El gobierno de Queensland ha celebrado la creación de nuevos parques nacionales, con el premier David Crisafulli afirmando que es hora de «tomarse en serio» y ser «ambiciosos» en la protección de la naturaleza. Sin embargo, esta afirmación no se sostiene ante el análisis de la realidad ambiental de la región. A pesar de las promesas de conservación durante décadas, Queensland se mantiene como un punto crítico a nivel global en la destrucción de bosques y vegetación nativa.
Un estudio reciente revela que Queensland ha perdido al menos el 21% de su vegetación arbórea original desde la colonización europea. Alarmantemente, una quinta parte de esta pérdida ha ocurrido desde el año 2000, a pesar de que la superficie de tierras protegidas en parques estatales y nacionales más que se ha duplicado. Para 2018, casi dos tercios de las subregiones de la región tenían menos del 10% de su vegetación arbórea protegida, y la mitad enfrentaba un riesgo «alto» o «muy alto» de pérdida adicional.
Desajuste en la protección ambiental
A pesar de la creación de nuevos parques nacionales en algunas áreas, las máquinas de construcción continúan trabajando en vastas extensiones del estado.
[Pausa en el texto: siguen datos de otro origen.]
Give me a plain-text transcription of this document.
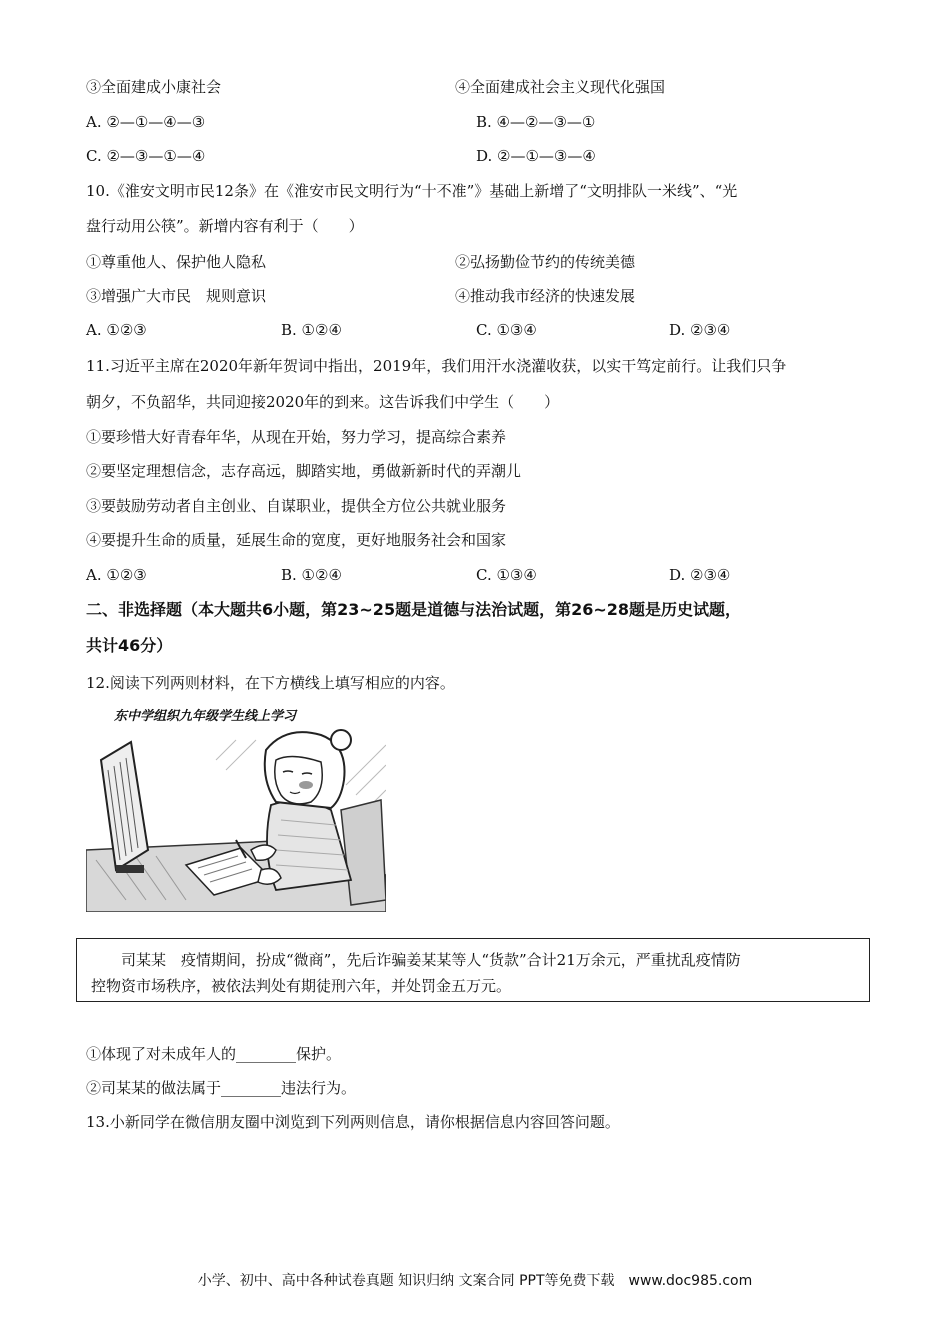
③全面建成小康社会	④全面建成社会主义现代化强国
A. ②—①—④—③	B. ④—②—③—①
C. ②—③—①—④	D. ②—①—③—④
10.《淮安文明市民12条》在《淮安市民文明行为“十不准”》基础上新增了“文明排队一米线”、“光
盘行动用公筷”。新增内容有利于（　　）
①尊重他人、保护他人隐私	②弘扬勤俭节约的传统美德
③增强广大市民　规则意识	④推动我市经济的快速发展
A. ①②③	B. ①②④	C. ①③④	D. ②③④
11.习近平主席在2020年新年贺词中指出，2019年，我们用汗水浇灌收获，以实干笃定前行。让我们只争
朝夕，不负韶华，共同迎接2020年的到来。这告诉我们中学生（　　）
①要珍惜大好青春年华，从现在开始，努力学习，提高综合素养
②要坚定理想信念，志存高远，脚踏实地，勇做新新时代的弄潮儿
③要鼓励劳动者自主创业、自谋职业，提供全方位公共就业服务
④要提升生命的质量，延展生命的宽度，更好地服务社会和国家
A. ①②③	B. ①②④	C. ①③④	D. ②③④
二、非选择题（本大题共6小题，第23~25题是道德与法治试题，第26~28题是历史试题，
共计46分）
12.阅读下列两则材料，在下方横线上填写相应的内容。
东中学组织九年级学生线上学习
司某某　疫情期间，扮成“微商”，先后诈骗姜某某等人“货款”合计21万余元，严重扰乱疫情防
控物资市场秩序，被依法判处有期徒刑六年，并处罚金五万元。
①体现了对未成年人的________保护。
②司某某的做法属于________违法行为。
13.小新同学在微信朋友圈中浏览到下列两则信息，请你根据信息内容回答问题。
小学、初中、高中各种试卷真题 知识归纳 文案合同 PPT等免费下载　www.doc985.com
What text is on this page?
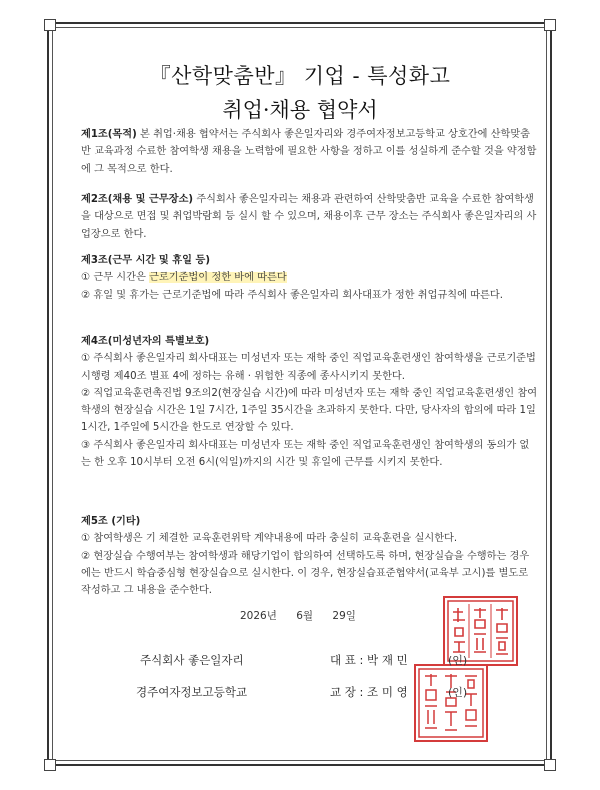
『산학맞춤반』 기업 - 특성화고
취업·채용 협약서

제1조(목적) 본 취업·채용 협약서는 주식회사 좋은일자리와 경주여자정보고등학교 상호간에 산학맞춤반 교육과정 수료한 참여학생 채용을 노력함에 필요한 사항을 정하고 이를 성실하게 준수할 것을 약정함에 그 목적으로 한다.

제2조(채용 및 근무장소) 주식회사 좋은일자리는 채용과 관련하여 산학맞춤반 교육을 수료한 참여학생을 대상으로 면접 및 취업박람회 등 실시 할 수 있으며, 채용이후 근무 장소는 주식회사 좋은일자리의 사업장으로 한다.

제3조(근무 시간 및 휴일 등)

① 근무 시간은 근로기준법이 정한 바에 따른다

② 휴일 및 휴가는 근로기준법에 따라 주식회사 좋은일자리 회사대표가 정한 취업규칙에 따른다.

제4조(미성년자의 특별보호)

① 주식회사 좋은일자리 회사대표는 미성년자 또는 재학 중인 직업교육훈련생인 참여학생을 근로기준법시행령 제40조 별표 4에 정하는 유해 · 위험한 직종에 종사시키지 못한다.

② 직업교육훈련촉진법 9조의2(현장실습 시간)에 따라 미성년자 또는 재학 중인 직업교육훈련생인 참여학생의 현장실습 시간은 1일 7시간, 1주일 35시간을 초과하지 못한다. 다만, 당사자의 합의에 따라 1일 1시간, 1주일에 5시간을 한도로 연장할 수 있다.

③ 주식회사 좋은일자리 회사대표는 미성년자 또는 재학 중인 직업교육훈련생인 참여학생의 동의가 없는 한 오후 10시부터 오전 6시(익일)까지의 시간 및 휴일에 근무를 시키지 못한다.

제5조 (기타)

① 참여학생은 기 체결한 교육훈련위탁 계약내용에 따라 충실히 교육훈련을 실시한다.

② 현장실습 수행여부는 참여학생과 해당기업이 합의하여 선택하도록 하며, 현장실습을 수행하는 경우에는 반드시 학습중심형 현장실습으로 실시한다. 이 경우, 현장실습표준협약서(교육부 고시)를 별도로 작성하고 그 내용을 준수한다.

2026년 6월 29일
주식회사 좋은일자리	대 표 : 박 재 민	(인)
경주여자정보고등학교	교 장 : 조 미 영	(인)
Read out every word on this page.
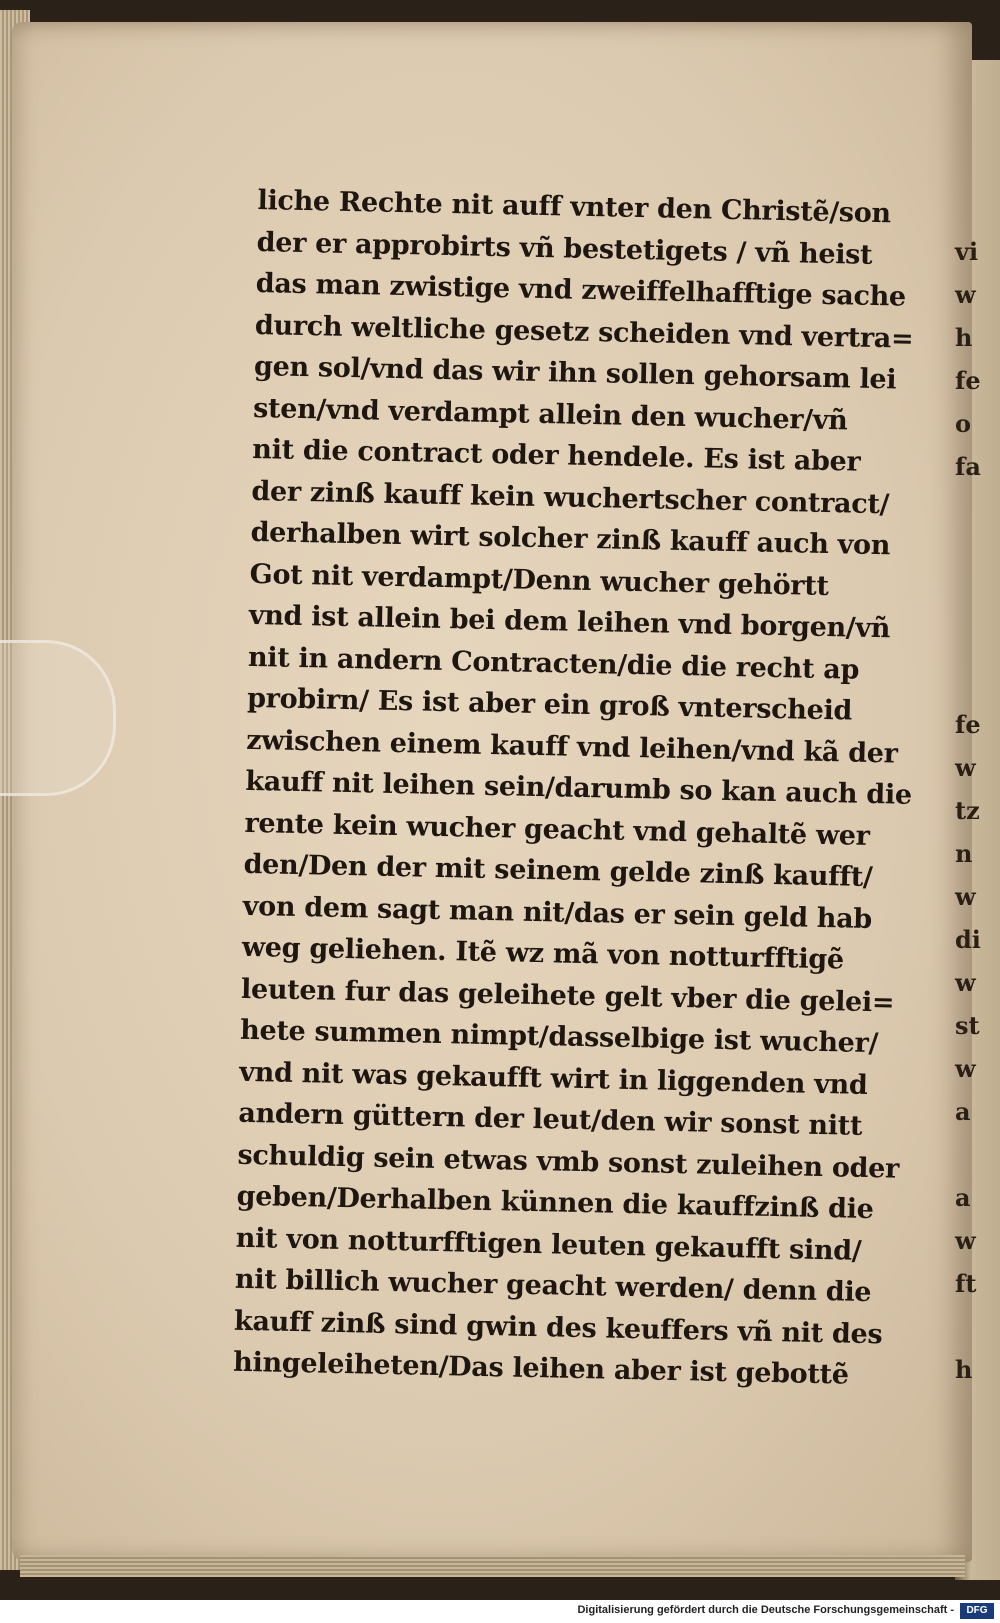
liche Rechte nit auff vnter den Christẽ/son
der er approbirts vñ bestetigets / vñ heist
das man zwistige vnd zweiffelhafftige sache
durch weltliche gesetz scheiden vnd vertra=
gen sol/vnd das wir ihn sollen gehorsam lei
sten/vnd verdampt allein den wucher/vñ
nit die contract oder hendele. Es ist aber
der zinß kauff kein wuchertscher contract/
derhalben wirt solcher zinß kauff auch von
Got nit verdampt/Denn wucher gehörtt
vnd ist allein bei dem leihen vnd borgen/vñ
nit in andern Contracten/die die recht ap
probirn/ Es ist aber ein groß vnterscheid
zwischen einem kauff vnd leihen/vnd kã der
kauff nit leihen sein/darumb so kan auch die
rente kein wucher geacht vnd gehaltẽ wer
den/Den der mit seinem gelde zinß kaufft/
von dem sagt man nit/das er sein geld hab
weg geliehen. Itẽ wz mã von notturfftigẽ
leuten fur das geleihete gelt vber die gelei=
hete summen nimpt/dasselbige ist wucher/
vnd nit was gekaufft wirt in liggenden vnd
andern güttern der leut/den wir sonst nitt
schuldig sein etwas vmb sonst zuleihen oder
geben/Derhalben künnen die kauffzinß die
nit von notturfftigen leuten gekaufft sind/
nit billich wucher geacht werden/ denn die
kauff zinß sind gwin des keuffers vñ nit des
hingeleiheten/Das leihen aber ist gebottẽ
vi
w
h
fe
o
fa
fe
w
tz
n
w
di
w
st
w
a
a
w
ft
h
Digitalisierung gefördert durch die Deutsche Forschungsgemeinschaft -	DFG
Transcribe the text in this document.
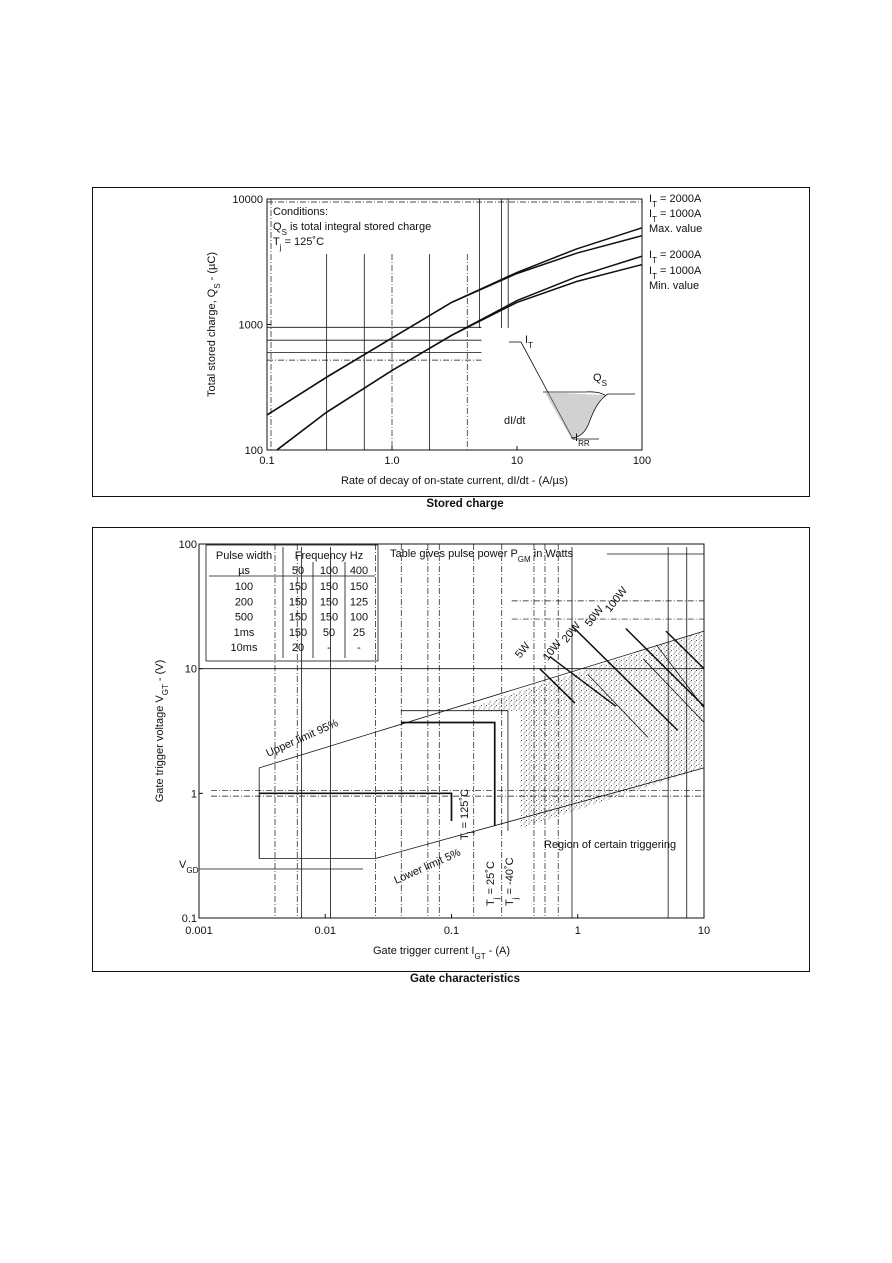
0.1	1.0	10	100
100
1000
10000
Rate of decay of on-state current, dI/dt - (A/µs)
Total stored charge, $Q_S - (\mu C)$
Conditions:
$Q_S$ is total integral stored charge
$T_j$ = 125˚C
$I_T = 2000A$
$I_T = 1000A$
Max. value
$I_T = 2000A$
$I_T = 1000A$
Min. value
$I_T$
$Q_S$
dI/dt
$I_{RR}$
Stored charge
5W 10W
20W
50W
100W
0.001	0.01	0.1	1	10
0.1
1
10
100
Gate trigger current $I_{GT} - (A)$
Gate trigger voltage $V_{GT} - (V)$
Pulse width Frequency Hz
µs	50 100 400
100	150 150 150
200	150 150 125
500	150 150 100
1ms	150 50 25
10ms	20 - -
Table gives pulse power $P_{GM}$ in Watts
Upper limit 95%
Lower limit 5%
Region of certain triggering
$V_{GD}$
$T_j$ = 125˚C
$T_j$ = 25˚C
$T_j$ = -40˚C
Gate characteristics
Los animales, plantas y paisajes amenazados están al borde de la extinción. Un análisis comparativo de la pérdida forestal con el crecimiento de áreas protegidas en Queensland desde 2000 hasta 2018 muestra un desequilibrio peligroso: por cada 20% de vegetación despejada, solo alrededor del 10% ha sido protegido.
La mayoría de las nuevas áreas protegidas se han situado en subregiones como Cape York y los trópicos húmedos, que ya contaban con la mayor protección y no estaban bajo presión de desmonte. Mientras tanto, las áreas que históricamente han sido sometidas a una intensa deforestación siguen perdiendo vegetación a tasas alarmantes, como el cinturón de Brigalow y las tierras altas de New England, con muy poca protección añadida.
El enfoque del gobierno en la creación de nuevas áreas protegidas como evidencia de progreso hacia objetivos globales, como la protección del 30% de la tierra para 2030, es engañoso. Si la tala de bosques en Queensland continúa a los ritmos actuales, el resultado neto para la naturaleza será negativo, incluso con la creación de más parques.
Las regiones de Queensland que se encuentran en crisis ecológica necesitan protección urgente. El cinturón de Brigalow, hogar de especies como el wombat de nariz peluda del norte y el wallaby de cola bridada, ha perdido casi la mitad de su vegetación boscosa original. Asimismo, áreas del sureste de Queensland, densamente pobladas, siguen siendo taladas para la ganadería y la infraestructura, siendo estos los paisajes que más requieren intervención.
Es fundamental establecer límites más estrictos o moratorias sobre la tala en entornos frágiles para garantizar su protección. La expansión de la protección debe incluir ambientes degradados y no limitarse a aquellos que son más fotogénicos o políticamente atractivos. Además, se necesita una agenda de restauración audaz, ya que muchos ecosistemas de Queensland se encuentran en un estado precario. Se requieren incentivos y financiamiento tanto para proteger como para restaurar hábitats donde las pérdidas son ya severas.
Los firmantes de la Convención sobre la Diversidad Biológica, que incluye a Australia, han acordado detener y revertir la pérdida de biodiversidad en esta década. Sin embargo, como demuestra el caso de Queensland, el éxito no solo depende de cuánta tierra se proteja, sino de cómo se prevenga efectivamente la destrucción de la naturaleza. La estrategia de protección de la naturaleza de Queensland debe ir más allá de contar hectáreas de parques y enfocarse en detener la destrucción de la vegetación nativa, restaurar tierras degradadas, asegurar la protección de áreas importantes para la biodiversidad y establecer un sistema de contabilidad transparente que capture tanto las pérdidas como las ganancias.